First, he chose art over basketball. Flowers played on Buena Vista High School’s state champion basketball team in 1995, and he considered a college hoops career. His imagination pulled him in another direction, however. He landed a scholarship to attend the Rocky Mountain College of Art. From there he secured a design job at Young Life in Colorado Springs, and his career blossomed
He began moonlighting as an illustrator, and quickly gained attention. He created album covers and T-shirt designs. Working night and day at an unsustainable pace, he left Young Life and started Luke Flowers Creative. In the past three years, his work has appeared in 27 kids books.
“Illustrate means to illuminate, and Luke also means light,” he says. “I have always clung to the idea of illumination of the imagination, and that has become my mission statement for my company.”
Then came the call from Scholastic. They wanted Moby Shinobi, written and illustrated by Flowers. It was a big moment. Scholastic books had stirred him as a child; he learned from their how-to-draw books.

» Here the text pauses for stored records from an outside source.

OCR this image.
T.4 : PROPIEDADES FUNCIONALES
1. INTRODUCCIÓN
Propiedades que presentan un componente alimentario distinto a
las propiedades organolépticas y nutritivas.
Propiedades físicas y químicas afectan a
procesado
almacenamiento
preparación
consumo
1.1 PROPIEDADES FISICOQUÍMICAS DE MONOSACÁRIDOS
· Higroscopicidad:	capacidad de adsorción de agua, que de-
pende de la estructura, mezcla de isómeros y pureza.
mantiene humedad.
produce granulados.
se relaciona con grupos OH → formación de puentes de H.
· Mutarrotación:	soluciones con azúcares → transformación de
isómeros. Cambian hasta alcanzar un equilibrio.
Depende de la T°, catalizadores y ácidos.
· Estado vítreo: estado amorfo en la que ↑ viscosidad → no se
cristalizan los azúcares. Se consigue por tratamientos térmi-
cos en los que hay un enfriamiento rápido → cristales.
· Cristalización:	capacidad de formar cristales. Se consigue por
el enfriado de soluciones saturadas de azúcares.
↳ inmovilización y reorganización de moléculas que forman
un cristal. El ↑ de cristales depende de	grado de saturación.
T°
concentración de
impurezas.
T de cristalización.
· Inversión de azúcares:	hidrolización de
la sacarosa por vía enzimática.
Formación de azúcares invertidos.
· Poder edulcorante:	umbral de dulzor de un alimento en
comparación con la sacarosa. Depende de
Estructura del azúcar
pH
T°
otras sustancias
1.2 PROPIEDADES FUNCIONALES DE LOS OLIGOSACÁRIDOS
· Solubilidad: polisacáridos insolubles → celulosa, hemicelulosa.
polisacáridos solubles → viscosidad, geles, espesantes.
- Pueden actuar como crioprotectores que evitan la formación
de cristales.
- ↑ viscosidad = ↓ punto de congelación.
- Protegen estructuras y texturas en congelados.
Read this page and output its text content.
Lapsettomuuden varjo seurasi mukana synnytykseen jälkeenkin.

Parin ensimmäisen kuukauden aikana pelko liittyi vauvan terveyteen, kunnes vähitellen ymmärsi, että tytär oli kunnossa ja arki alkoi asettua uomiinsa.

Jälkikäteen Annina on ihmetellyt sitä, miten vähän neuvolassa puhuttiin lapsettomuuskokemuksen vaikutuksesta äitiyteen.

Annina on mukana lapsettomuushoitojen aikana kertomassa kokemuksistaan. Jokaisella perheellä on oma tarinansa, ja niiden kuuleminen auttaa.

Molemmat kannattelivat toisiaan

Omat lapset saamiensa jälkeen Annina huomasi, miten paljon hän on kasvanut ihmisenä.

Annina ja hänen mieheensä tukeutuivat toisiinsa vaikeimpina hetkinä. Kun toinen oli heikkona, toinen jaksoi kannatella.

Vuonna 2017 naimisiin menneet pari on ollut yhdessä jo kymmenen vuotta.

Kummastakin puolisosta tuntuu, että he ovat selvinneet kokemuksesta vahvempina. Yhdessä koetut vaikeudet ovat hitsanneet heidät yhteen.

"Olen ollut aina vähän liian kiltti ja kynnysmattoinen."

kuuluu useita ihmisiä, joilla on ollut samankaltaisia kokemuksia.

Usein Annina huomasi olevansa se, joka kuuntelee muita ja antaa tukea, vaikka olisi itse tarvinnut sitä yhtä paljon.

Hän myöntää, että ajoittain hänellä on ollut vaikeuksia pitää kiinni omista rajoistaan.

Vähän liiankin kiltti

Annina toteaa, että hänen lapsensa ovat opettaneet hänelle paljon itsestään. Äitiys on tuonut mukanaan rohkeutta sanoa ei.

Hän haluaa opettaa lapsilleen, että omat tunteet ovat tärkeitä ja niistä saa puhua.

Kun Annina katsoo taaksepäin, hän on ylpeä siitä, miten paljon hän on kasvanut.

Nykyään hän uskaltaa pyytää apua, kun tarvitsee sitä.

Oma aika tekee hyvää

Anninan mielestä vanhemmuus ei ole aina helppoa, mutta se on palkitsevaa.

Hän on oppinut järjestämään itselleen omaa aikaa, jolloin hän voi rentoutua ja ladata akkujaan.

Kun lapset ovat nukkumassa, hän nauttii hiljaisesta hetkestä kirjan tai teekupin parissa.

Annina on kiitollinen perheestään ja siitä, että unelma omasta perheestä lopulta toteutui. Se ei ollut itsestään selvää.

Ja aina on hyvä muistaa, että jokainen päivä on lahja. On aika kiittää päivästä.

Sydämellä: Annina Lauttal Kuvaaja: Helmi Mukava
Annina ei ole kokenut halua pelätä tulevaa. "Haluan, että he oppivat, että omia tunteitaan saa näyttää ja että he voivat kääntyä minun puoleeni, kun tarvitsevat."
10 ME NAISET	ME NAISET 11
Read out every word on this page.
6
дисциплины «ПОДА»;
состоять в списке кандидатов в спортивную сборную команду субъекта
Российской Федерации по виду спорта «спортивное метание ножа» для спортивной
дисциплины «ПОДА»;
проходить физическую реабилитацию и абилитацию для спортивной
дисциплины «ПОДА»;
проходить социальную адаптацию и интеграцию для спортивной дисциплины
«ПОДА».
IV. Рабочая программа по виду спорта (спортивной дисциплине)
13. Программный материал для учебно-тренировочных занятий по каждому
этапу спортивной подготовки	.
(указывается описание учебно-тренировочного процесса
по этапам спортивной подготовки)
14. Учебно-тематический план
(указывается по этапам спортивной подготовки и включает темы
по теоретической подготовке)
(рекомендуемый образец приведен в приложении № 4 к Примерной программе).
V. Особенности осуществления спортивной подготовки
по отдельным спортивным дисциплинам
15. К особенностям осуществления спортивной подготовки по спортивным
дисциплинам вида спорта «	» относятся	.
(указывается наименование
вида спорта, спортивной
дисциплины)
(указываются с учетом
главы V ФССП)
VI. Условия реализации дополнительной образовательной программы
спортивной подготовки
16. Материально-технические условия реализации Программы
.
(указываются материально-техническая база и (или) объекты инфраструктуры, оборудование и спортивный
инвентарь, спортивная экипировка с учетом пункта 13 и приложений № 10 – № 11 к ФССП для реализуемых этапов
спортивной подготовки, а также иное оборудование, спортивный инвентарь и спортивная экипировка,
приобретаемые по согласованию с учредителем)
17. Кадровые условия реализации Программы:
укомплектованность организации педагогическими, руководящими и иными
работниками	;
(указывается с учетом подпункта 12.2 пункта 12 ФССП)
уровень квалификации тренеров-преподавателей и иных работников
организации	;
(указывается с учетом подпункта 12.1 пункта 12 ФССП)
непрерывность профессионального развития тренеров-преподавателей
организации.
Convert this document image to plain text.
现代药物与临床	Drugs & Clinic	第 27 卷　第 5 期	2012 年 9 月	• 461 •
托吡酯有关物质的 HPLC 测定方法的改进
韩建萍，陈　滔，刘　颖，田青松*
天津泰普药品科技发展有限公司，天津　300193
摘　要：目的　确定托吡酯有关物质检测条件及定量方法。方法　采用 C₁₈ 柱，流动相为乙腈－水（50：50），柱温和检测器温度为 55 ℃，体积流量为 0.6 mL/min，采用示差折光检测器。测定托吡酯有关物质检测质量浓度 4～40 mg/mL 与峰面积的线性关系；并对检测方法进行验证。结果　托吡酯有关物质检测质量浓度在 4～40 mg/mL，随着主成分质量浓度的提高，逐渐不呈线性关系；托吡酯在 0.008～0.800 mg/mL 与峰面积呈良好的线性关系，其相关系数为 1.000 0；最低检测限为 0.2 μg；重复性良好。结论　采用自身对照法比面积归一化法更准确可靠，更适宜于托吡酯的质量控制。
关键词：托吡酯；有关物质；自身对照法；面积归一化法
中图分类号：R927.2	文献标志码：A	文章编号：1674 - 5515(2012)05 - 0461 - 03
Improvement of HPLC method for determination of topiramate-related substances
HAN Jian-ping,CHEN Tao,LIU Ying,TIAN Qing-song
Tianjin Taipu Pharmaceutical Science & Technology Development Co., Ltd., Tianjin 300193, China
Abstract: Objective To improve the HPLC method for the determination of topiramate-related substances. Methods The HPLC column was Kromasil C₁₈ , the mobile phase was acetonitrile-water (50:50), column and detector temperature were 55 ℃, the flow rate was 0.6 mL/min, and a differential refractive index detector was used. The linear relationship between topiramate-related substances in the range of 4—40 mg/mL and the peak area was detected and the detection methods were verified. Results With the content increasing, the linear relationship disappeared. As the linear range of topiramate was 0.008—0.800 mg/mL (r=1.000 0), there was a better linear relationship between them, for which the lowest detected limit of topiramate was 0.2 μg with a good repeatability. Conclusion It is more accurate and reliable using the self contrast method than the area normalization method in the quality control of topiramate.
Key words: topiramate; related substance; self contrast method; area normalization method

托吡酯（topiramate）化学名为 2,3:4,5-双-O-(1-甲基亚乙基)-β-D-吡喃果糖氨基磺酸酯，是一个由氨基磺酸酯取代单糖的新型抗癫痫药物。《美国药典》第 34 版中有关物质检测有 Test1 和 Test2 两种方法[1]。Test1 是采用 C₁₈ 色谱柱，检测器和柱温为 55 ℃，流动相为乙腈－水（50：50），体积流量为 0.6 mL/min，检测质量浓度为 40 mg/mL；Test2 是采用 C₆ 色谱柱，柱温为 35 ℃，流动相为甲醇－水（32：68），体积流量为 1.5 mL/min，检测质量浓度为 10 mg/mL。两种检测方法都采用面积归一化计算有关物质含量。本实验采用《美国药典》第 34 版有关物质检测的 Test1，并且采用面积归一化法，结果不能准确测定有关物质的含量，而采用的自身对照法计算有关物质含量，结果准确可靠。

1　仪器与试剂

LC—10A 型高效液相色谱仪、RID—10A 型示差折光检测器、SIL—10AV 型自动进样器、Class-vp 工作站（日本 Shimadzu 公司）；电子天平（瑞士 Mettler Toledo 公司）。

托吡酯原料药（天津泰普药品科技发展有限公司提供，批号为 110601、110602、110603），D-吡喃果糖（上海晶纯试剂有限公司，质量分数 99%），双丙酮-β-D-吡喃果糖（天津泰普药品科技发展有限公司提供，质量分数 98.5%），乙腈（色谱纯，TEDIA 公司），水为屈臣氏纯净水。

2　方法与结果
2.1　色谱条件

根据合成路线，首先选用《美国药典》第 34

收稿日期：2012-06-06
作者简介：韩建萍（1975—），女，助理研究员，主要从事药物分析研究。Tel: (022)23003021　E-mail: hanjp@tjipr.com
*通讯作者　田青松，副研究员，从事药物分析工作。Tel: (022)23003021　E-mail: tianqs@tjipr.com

“The dream of illustrating a children’s book started in second grade,” he says. “I thought then, Man, I would love to hold a Scholastic book with my name on it.”
Colorado Springs residents who enjoy a good beer also may recognize his work from the Bristol Brewing bottles, including the “Beer with Character” line. “A clever name and image, like Laughing Lab, makes a good beer label,” he says. Flowers recently finished a rebranding project that included 10 beer labels. Always drawn to unconventional thinkers, he’s proud of his Nikola Tesla theme that appears on the four Bristol labels of the “Forgotten Genius” series.
When he talks of those who influenced him, Flowers is quick to mention friend and mentor Ron Adair, a local illustrator who also worked in Buena Vista. “He convinced me that maybe I could make a job out of it,” Flowers says.
He also praises the work of Muppets creator Jim Henson, as well as Walt Disney and Shel Silverstein.
“Growing up, Jim Henson was my hero,” Flowers says. “He and Walt Disney were my two biggest influences.”
His imagination was illuminated long ago; now Luke Flowers is lighting the way for many more.